Build a Load Balancer From Scratch
Every request you make on the internet passes through a load balancer. Google, Netflix, Stripe, your company's internal APIs — they all rely on load balancers to distribute traffic across backend servers. You are going to build one from scratch: a Layer 4 TCP proxy that distributes connections using three different algorithms, performs active health checks, drains connections gracefully, and handles the edge cases that make load balancing genuinely difficult.
What We Are Building
Features:
- Layer 4 TCP proxying (protocol-agnostic — works with HTTP, gRPC, database connections, anything)

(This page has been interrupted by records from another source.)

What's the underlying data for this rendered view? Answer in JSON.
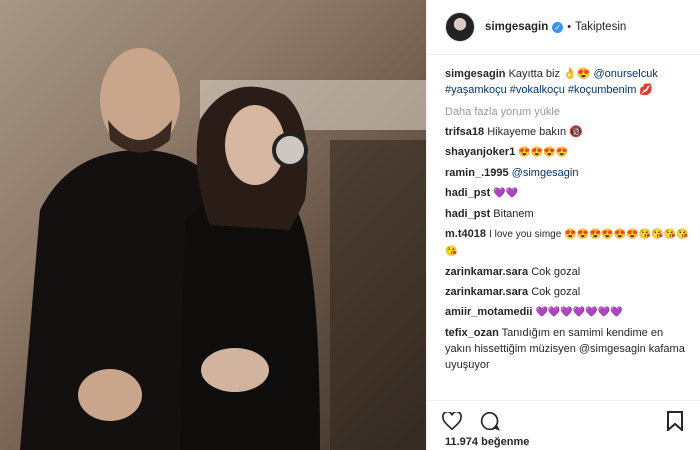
{
  "header": {
    "username": "simgesagin",
    "follow_label": "Takiptesin",
    "dot": "•"
  },
  "caption": {
    "username": "simgesagin",
    "text": "Kayıtta biz 👌😍",
    "mention": "@onurselcuk",
    "hashtags": "#yaşamkoçu #vokalkoçu #koçumbenim 💋"
  },
  "load_more": "Daha fazla yorum yükle",
  "comments": [
    {
      "user": "trifsa18",
      "text": "Hikayeme bakın 🔞"
    },
    {
      "user": "shayanjoker1",
      "text": "😍😍😍😍"
    },
    {
      "user": "ramin_.1995",
      "text": "@simgesagin"
    },
    {
      "user": "hadi_pst",
      "text": "💜💜"
    },
    {
      "user": "hadi_pst",
      "text": "Bitanem"
    },
    {
      "user": "m.t4018",
      "text": "I love you simge 😍😍😍😍😍😍😘😘😘😘😘"
    },
    {
      "user": "zarinkamar.sara",
      "text": "Cok gozal"
    },
    {
      "user": "zarinkamar.sara",
      "text": "Cok gozal"
    },
    {
      "user": "amiir_motamedii",
      "text": "💜💜💜💜💜💜💜"
    },
    {
      "user": "tefix_ozan",
      "text": "Tanıdığım en samimi kendime en yakın hissettiğim müzisyen @simgesagin kafama uyuşuyor"
    }
  ],
  "likes": "11.974 beğenme",
  "icons": {
    "like": "heart-icon",
    "comment": "comment-icon",
    "save": "bookmark-icon",
    "verified": "verified-badge-icon"
  },
  "colors": {
    "link": "#003569",
    "verified": "#3897f0",
    "muted": "#999999"
  }
}
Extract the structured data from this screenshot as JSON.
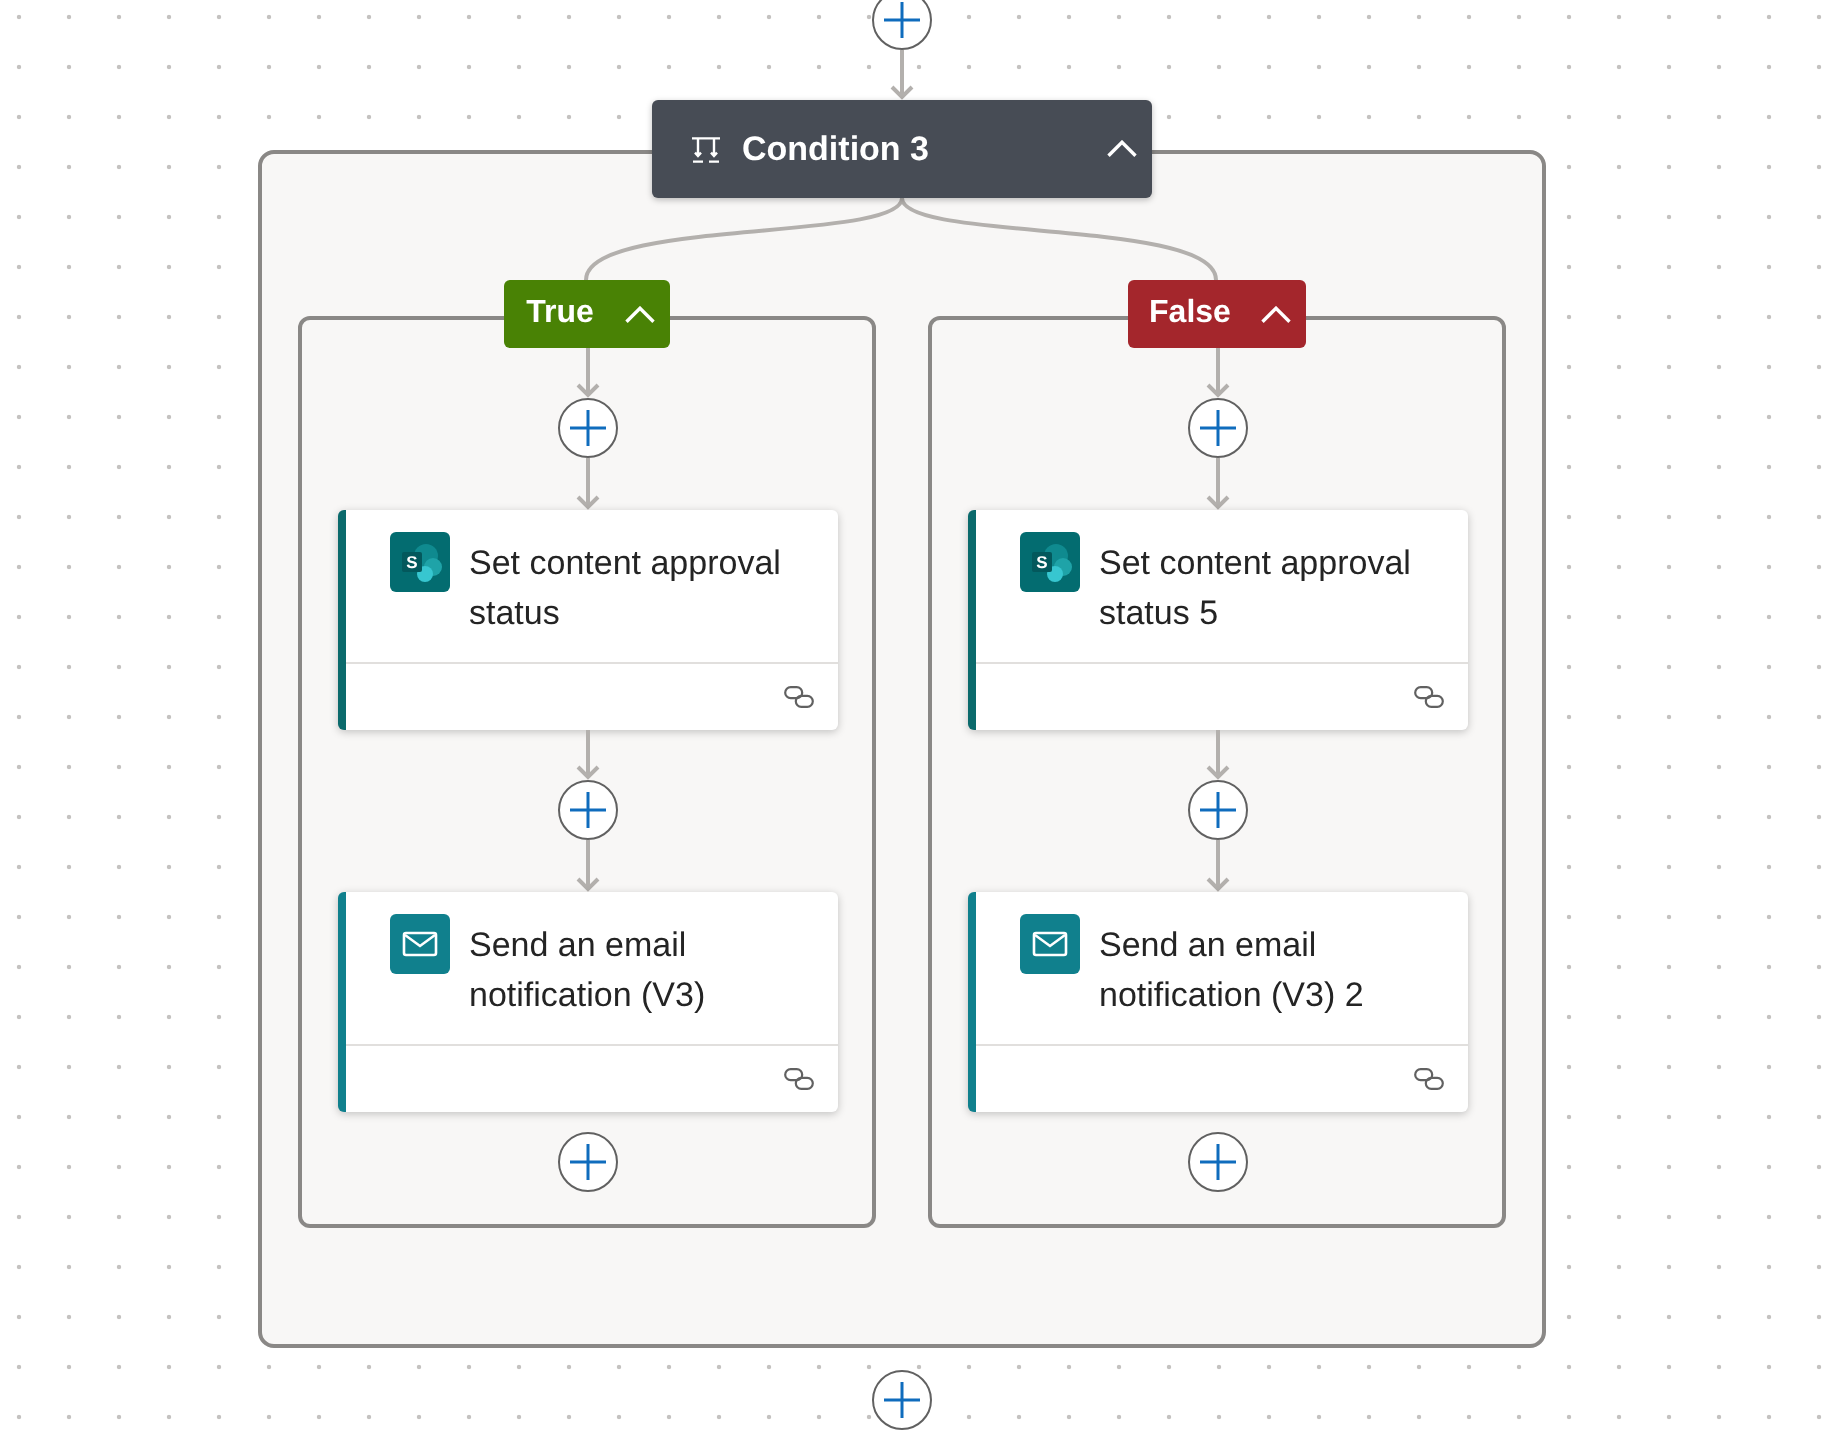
{
  "condition": {
    "title": "Condition 3",
    "expanded": true
  },
  "branches": [
    {
      "label": "True",
      "color": "#498205",
      "expanded": true,
      "actions": [
        {
          "kind": "sharepoint",
          "title": "Set content approval status",
          "logo_text": "S"
        },
        {
          "kind": "email",
          "title": "Send an email notification (V3)"
        }
      ]
    },
    {
      "label": "False",
      "color": "#a4262c",
      "expanded": true,
      "actions": [
        {
          "kind": "sharepoint",
          "title": "Set content approval status 5",
          "logo_text": "S"
        },
        {
          "kind": "email",
          "title": "Send an email notification (V3) 2"
        }
      ]
    }
  ]
}
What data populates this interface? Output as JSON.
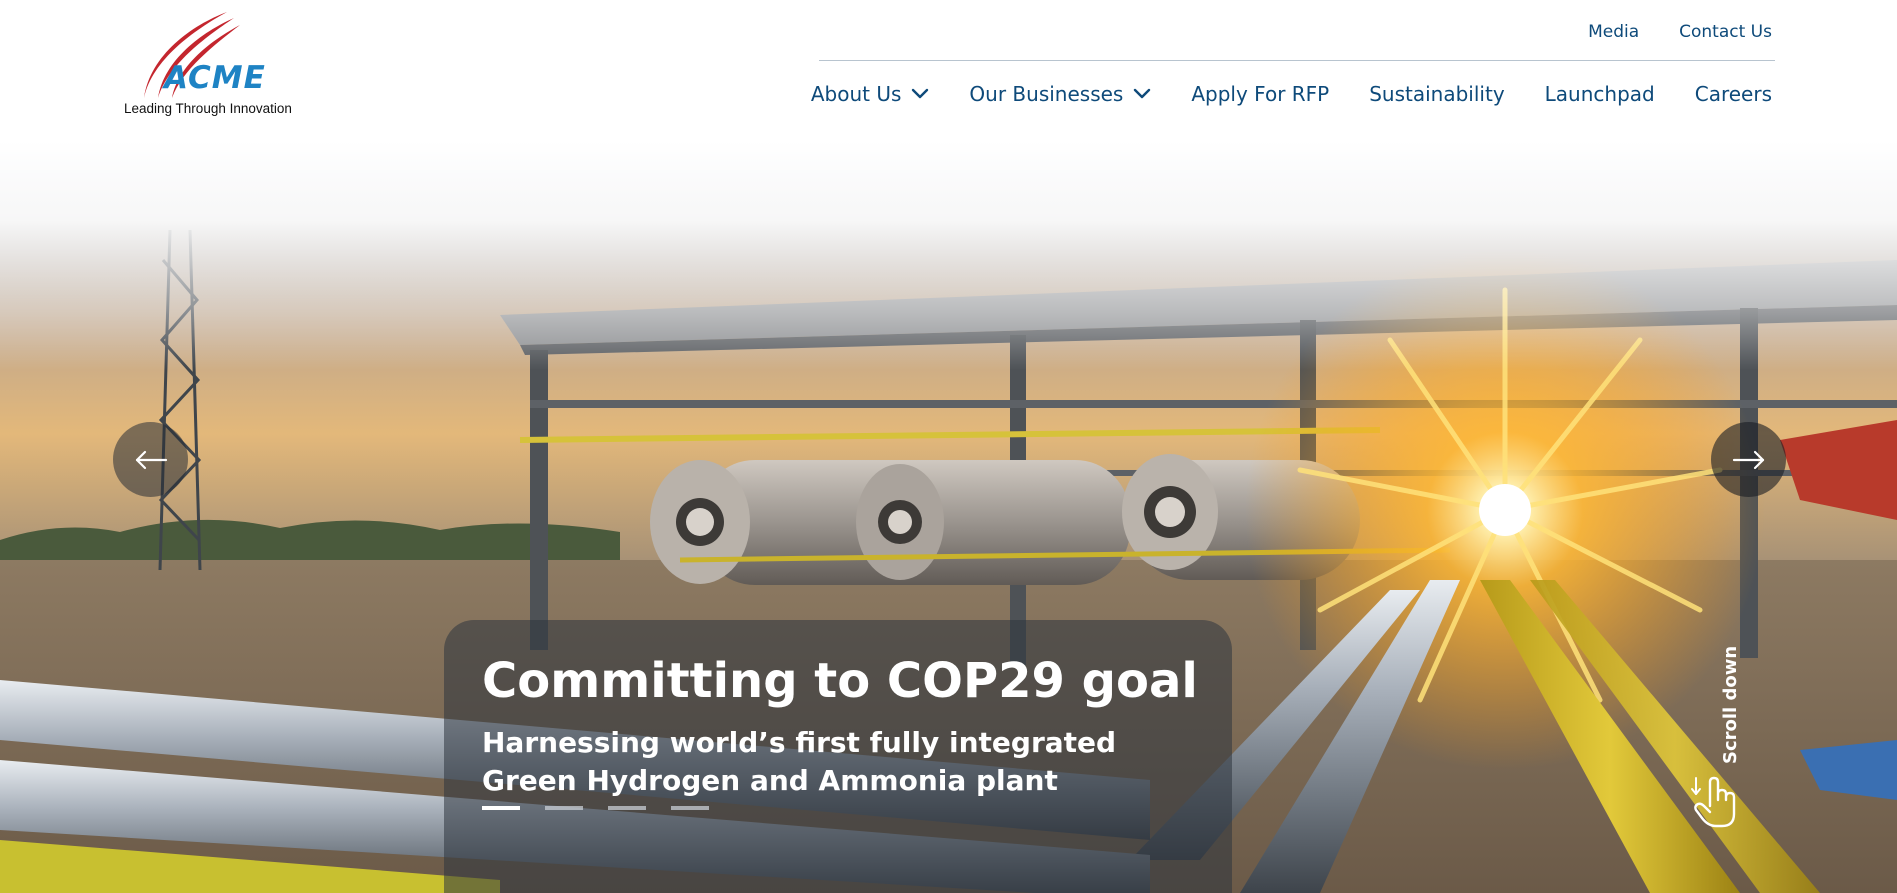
{
  "brand": {
    "wordmark": "ACME",
    "tagline": "Leading Through Innovation",
    "wordmark_color": "#1e83c4",
    "mark_color": "#c4262e"
  },
  "utility_nav": {
    "media": "Media",
    "contact": "Contact Us"
  },
  "main_nav": {
    "about": "About Us",
    "businesses": "Our Businesses",
    "rfp": "Apply For RFP",
    "sustainability": "Sustainability",
    "launchpad": "Launchpad",
    "careers": "Careers"
  },
  "hero": {
    "title": "Committing to COP29 goal",
    "subtitle": "Harnessing world’s first fully integrated Green Hydrogen and Ammonia plant",
    "slides_total": 4,
    "active_slide": 1,
    "scroll_label": "Scroll down"
  },
  "colors": {
    "nav_text": "#0e4a7a",
    "accent_blue": "#1e83c4",
    "accent_red": "#c4262e"
  },
  "icons": {
    "prev": "arrow-left-icon",
    "next": "arrow-right-icon",
    "dropdown": "chevron-down-icon",
    "scroll": "hand-pointer-icon"
  }
}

- Three algorithms: round-robin, weighted round-robin, least connections
- Active health checking with configurable intervals
- Connection draining on backend removal
- Graceful shutdown
- Runtime backend add/remove
Part 1: Backend and Health Tracking
Each backend server has an address, a weight (for weighted algorithms), and health state.
// backend.go
package loadbalancer
import (
"fmt"
"net"
"sync"
"sync/atomic"
"time"
)
type BackendState int
const (
StateHealthy BackendState = iota
StateUnhealthy
StateDraining
)
func (s BackendState) String() string {
switch s {
case StateHealthy:
return "healthy"
case StateUnhealthy:
return "unhealthy"
case StateDraining:
return "draining"
default:
return "unknown"
}
}
type Backend struct {
Address string
Weight int
state atomic.Int32
activeConns atomic.Int64
totalConns atomic.Int64
lastChecked time.Time
mu sync.RWMutex
}
func NewBackend(address string, weight int) *Backend {
b := &Backend{
Address: address,
Weight: weight,
}
b.state.Store(int32(StateHealthy))
return b
}
func (b *Backend) State() BackendState {
return BackendState(b.state.Load())
}
func (b *Backend) SetState(state BackendState) {
old := BackendState(b.state.Swap(int32(state)))
if old != state {
fmt.Printf("[backend] %s: %s → %s\n", b.Address, old, state)
}
}
func (b *Backend) IsAvailable() bool {
state := b.State()
return state == StateHealthy
}
func (b *Backend) ActiveConns() int64 {
return b.activeConns.Load()
}
func (b *Backend) IncrConns() {
b.activeConns.Add(1)
b.totalConns.Add(1)
}
func (b *Backend) DecrConns() {
b.activeConns.Add(-1)
}
func (b *Backend) TotalConns() int64 {
return b.totalConns.Load()
}Part 2: Load Balancing Algorithms
We implement three algorithms behind a common interface.
// algorithm.go
package loadbalancer
import (
"sync"
"sync/atomic"
)
// Algorithm selects a backend for a new connection.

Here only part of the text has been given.